Got privacy If you use Twitter or a smartphone, maybe not so much

18.05.2016
The notion of online privacy has been greatly diminished in recent years, and just this week two new studies confirm what to many minds is already a dismal picture.

First, a study reported on Monday by Stanford University found that smartphone metadata -- information about calls and text messages, such as time and length -- can reveal a surprising amount of personal detail.

To investigate their topic, the researchers built an Android app and used it to retrieve the metadata about previous calls and text messages -- the numbers, times, and lengths of communications -- from more than 800 volunteers’ smartphone logs. In total, participants provided records of more than 250,000 calls and 1.2 million texts.

The researchers then used a combination of automated and manual processes to understand just what's being revealed. What they found was that it's possible to infer a lot more than you might think.

A person who places multiple calls to a cardiologist, a local drug store, and a cardiac arrhythmia monitoring device hotline likely suffers from cardiac arrhythmia, for example. Based on frequent calls to a local firearms dealer that prominently advertises AR semiautomatic rifles and to the customer support hotline of a major manufacturer that produces them, it's logical to conclude that another likely owns such a weapon.

The researchers set out to fill what they consider knowledge gaps within the National Security Agency’s current phone metadata program.

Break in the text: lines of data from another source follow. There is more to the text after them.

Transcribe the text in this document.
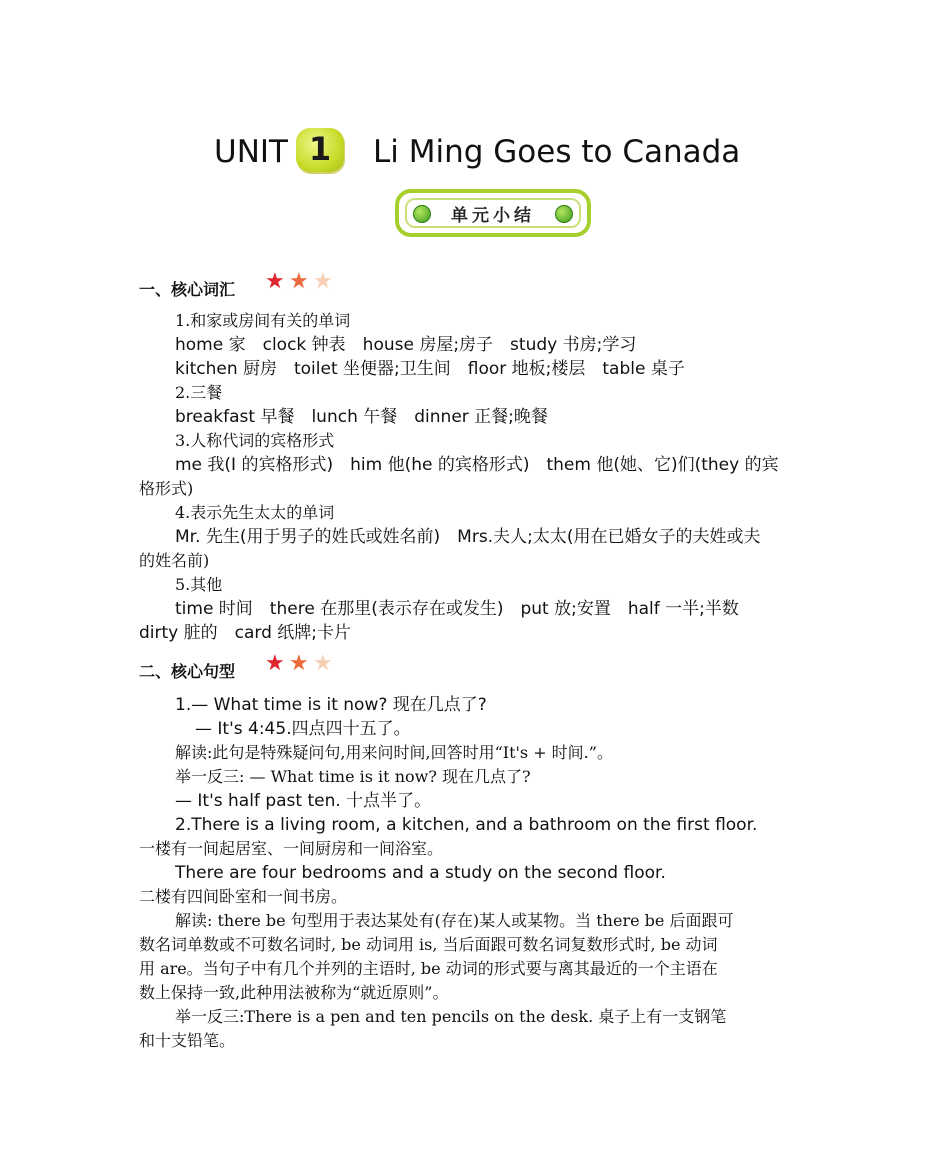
UNIT 1	Li Ming Goes to Canada
单元小结
一、核心词汇 ★ ★ ★
1.和家或房间有关的单词
home 家　clock 钟表　house 房屋;房子　study 书房;学习
kitchen 厨房　toilet 坐便器;卫生间　floor 地板;楼层　table 桌子
2.三餐
breakfast 早餐　lunch 午餐　dinner 正餐;晚餐
3.人称代词的宾格形式
me 我(I 的宾格形式)　him 他(he 的宾格形式)　them 他(她、它)们(they 的宾
格形式)
4.表示先生太太的单词
Mr. 先生(用于男子的姓氏或姓名前)　Mrs.夫人;太太(用在已婚女子的夫姓或夫
的姓名前)
5.其他
time 时间　there 在那里(表示存在或发生)　put 放;安置　half 一半;半数
dirty 脏的　card 纸牌;卡片
二、核心句型 ★ ★ ★
1.— What time is it now? 现在几点了?
— It's 4:45.四点四十五了。
解读:此句是特殊疑问句,用来问时间,回答时用“It's + 时间.”。
举一反三: — What time is it now? 现在几点了?
— It's half past ten. 十点半了。
2.There is a living room, a kitchen, and a bathroom on the first floor.
一楼有一间起居室、一间厨房和一间浴室。
There are four bedrooms and a study on the second floor.
二楼有四间卧室和一间书房。
解读: there be 句型用于表达某处有(存在)某人或某物。当 there be 后面跟可
数名词单数或不可数名词时, be 动词用 is, 当后面跟可数名词复数形式时, be 动词
用 are。当句子中有几个并列的主语时, be 动词的形式要与离其最近的一个主语在
数上保持一致,此种用法被称为“就近原则”。
举一反三:There is a pen and ten pencils on the desk. 桌子上有一支钢笔
和十支铅笔。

Currently, U.S. law gives more privacy protections to call content and makes it easier for government agencies to obtain metadata, in part because policymakers assume that it shouldn’t be possible to infer specific sensitive details about people based on metadata alone.

This study, reported in the Proceedings of the National Academy of Sciences, suggests otherwise. Preliminary versions of the work have already played a role in federal surveillance policy debates and have been cited in litigation filings and letters to legislators in both the U.S. and abroad.

Researchers at MIT and Oxford University, meanwhile, have shown that the location stamps on just a handful of Twitter posts can be enough to let even a low-tech snooper find out where you live and work.

Though Twitter’s location-reporting service is off by default, many Twitter users choose to activate it. Now, it looks like even as few as eight tweets over the course of a single day can give stalkers what they need to track you down.

The researchers used real tweets from Twitter users in the Boston area; users consented to the use of their data and also confirmed their home and work addresses, their commuting routes, and the locations of various leisure destinations from which they had tweeted.

The time and location data associated with the tweets were then presented to a group of 45 study participants, who were asked to try to deduce whether the tweets had originated at the Twitter users’ homes, workplaces, leisure destinations or commute locations.

Bottom line: They had little trouble figuring it out. Equipped with map-based representations, participants correctly identified Twitter users’ homes roughly 65 percent of the time and their workplaces at closer to 70 percent.

Part of a more general project at MIT’s Internet Policy Research Initiative, the paper was presented last week at the Association for Computing Machinery’s Conference on Human Factors in Computing Systems.

“Many people have this idea that only machine-learning techniques can discover interesting patterns in location data, and they feel secure that not everyone has the technical knowledge to do that,” said Ilaria Liccardi, a research scientist at MIT’s Internet Policy Research Initiative and first author on the paper. "What we wanted to show is that when you send location data as a secondary piece of information, it is extremely simple for people with very little technical knowledge to find out where you work or live.”